Option KeyDefaultRangeDescription
microphone.vad.threshold0.50.3–1.0Speech probability threshold
microphone.vad.min_silence_frame201–30Silence frames before segment end (× 10 ms)
microphone.vad.min_speech_frame81–20Speech frames before segment start (× 10 ms)

Shared Library

TEN VAD does not use an ONNX model. It requires the libten_vad shared library at both build and runtime. Docker: The Dockerfile copies the library from the source tree:
COPY api/assistant-api/internal/vad/internal/ten_vad/lib/Linux/x64/libten_vad.so /opt/ten_vad/lib/
From source (Linux):
export CGO_CFLAGS="-I$(pwd)/api/assistant-api/internal/vad/internal/ten_vad"

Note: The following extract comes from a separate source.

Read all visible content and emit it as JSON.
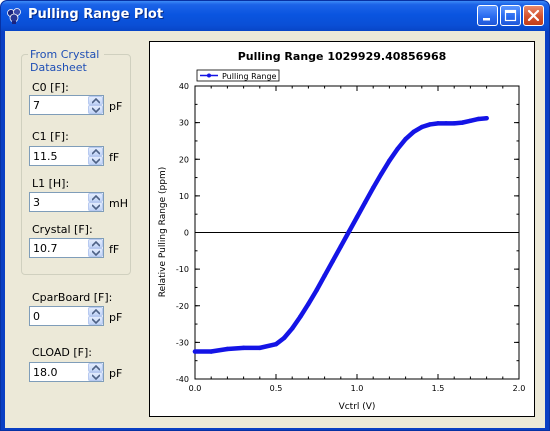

export CGO_LDFLAGS="-L$(pwd)/api/assistant-api/internal/vad/internal/ten_vad/lib/Linux/x64 -lten_vad"
export LD_LIBRARY_PATH="$(pwd)/api/assistant-api/internal/vad/internal/ten_vad/lib/Linux/x64:$LD_LIBRARY_PATH"
The pre-compiled shared library is for Linux x86_64 only. TEN VAD is not available for macOS local development. Use Silero VAD or FireRed VAD instead when developing on macOS.